[Vision2020] Foot in mouth disease (was federal response to Katrina, etc.)

Pat Kraut pkraut at moscow.com
Tue Sep 13 12:39:10 PDT 2005


Ah but silly me! I thought we were pouring money into a welfare system and a war on poverty that was supposed to 'fix' some of these issues. So, I guess you are saying to me that all those billions of dollars are not being spent on actually helping people!? On making the changes that we would all hope for them? I am aware of all the problems I just would like to see them actually get some real changes in their lives and stop throwing money at them. One of the things that Katrina points out is how futile some of the 'good' work has been! 
  ----- Original Message ----- 
  From: Joan Opyr 
  To: Vision2020 Moscow 
  Sent: Monday, September 12, 2005 11:07 PM
  Subject: [Vision2020] Foot in mouth disease (was federal response to Katrina, etc.)


  Pat Kraut writes:


    I too have wondered if any of the squawkers are aware of the massive
    problem. It wasn't perfect but it wasn't as bad as some would like us to
    believe. The black leadership is only accusing Bush of racism because they
    have failed their people so badly.Why were all those people, of any color,
    some of the poorest in the city, living so close to the problem? The whole
    area is run by democrats so the black leadership is desperately trying to
    blame anyone but them.


  Woman, if you keep your foot in your mouth much longer, you're going to have to have your tongue re-soled. Why were poor black people living so close to the problem? I don't know . . . because they were poor? Because they were black? Because they were poor and black? I understand that you are from Idaho, one of the whitest states in America, and, what's more, that you are from rural Northern Idaho. I know this, and I make allowances for your lack of first-hand knowledge about urban demographics, but surely -- surely -- even you must know that the poor always live on the wrong side of the tracks, or, in this case, the wrong side of the levees. The poor never occupy the high ground ANYWHERE. And who are the poor? In New Orleans, as in the rest of the South, the poor are predominantly black. Further, New Orleans, like most Southern cities, is still segregated. The South is no longer legally segregated, but it is an unfortunate political and economic reality that black people and white people do not live in the same neighborhoods. There are a few token African-Americans in a few upscale white neighborhoods, but I can assure you, there's a tipping point. When a neighborhood gets "too black," house prices drop and white flight begins. 
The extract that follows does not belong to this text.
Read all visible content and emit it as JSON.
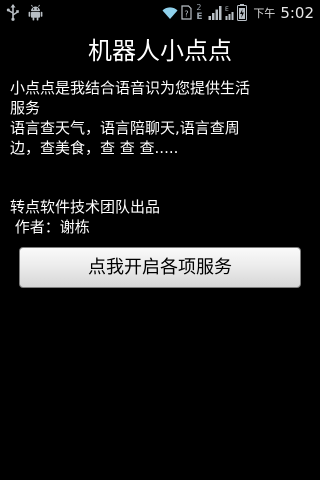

  It's also the case that rich black people and poor black people don't live in the same neighborhoods, anymore than rich white people and poor white people do. Poor people of all colors live in the worst locations and in the greatest danger, always. Think back to when Paradise Creek here in Moscow flooded some years ago. Whose living rooms were drowned, the folks up in the $300,000 houses in Fort Russell and Indian Hills, or those in the more modest homes down on Blaine and Maybelle?

  As for your criticizing the black leadership of New Orleans and determining that "those people" have failed "their people" and thus are just hunting around now for scapegoats, do you really want to go there, Pat? I might argue (with some justification) that you yourself are desperately seeking some black Democrats to blame so that you can protect your white Republican idol, George Bush. A whole hell of a lot went wrong in New Orleans, things that didn't go wrong in North Carolina and South Carolina when hurricanes Hugo and Andrew hit. FEMA was run back then by a highly competent Clinton appointee; Hugo and Andrew came far inland and hit the economically prosperous, not just the coastal or river-dwelling poor; white people suffered in those hurricanes, not just poor black people -- white people with a sense of entitlement and the privileged expectation that their needs would be met. If you don't think that any of that might have accounted for the faster, more satisfactory federal response, then you don't live in the same world I do.

  I suggested yesterday that Donovan board a bus for Kansas. Might I offer you a trip to Biloxi? No, wait -- no need to go quite that far. Why don't I just drop you off on Sprague Avenue in Spokane? I'll come back and pick you up -- just as soon as I've sold enough plasma to pay for the gas.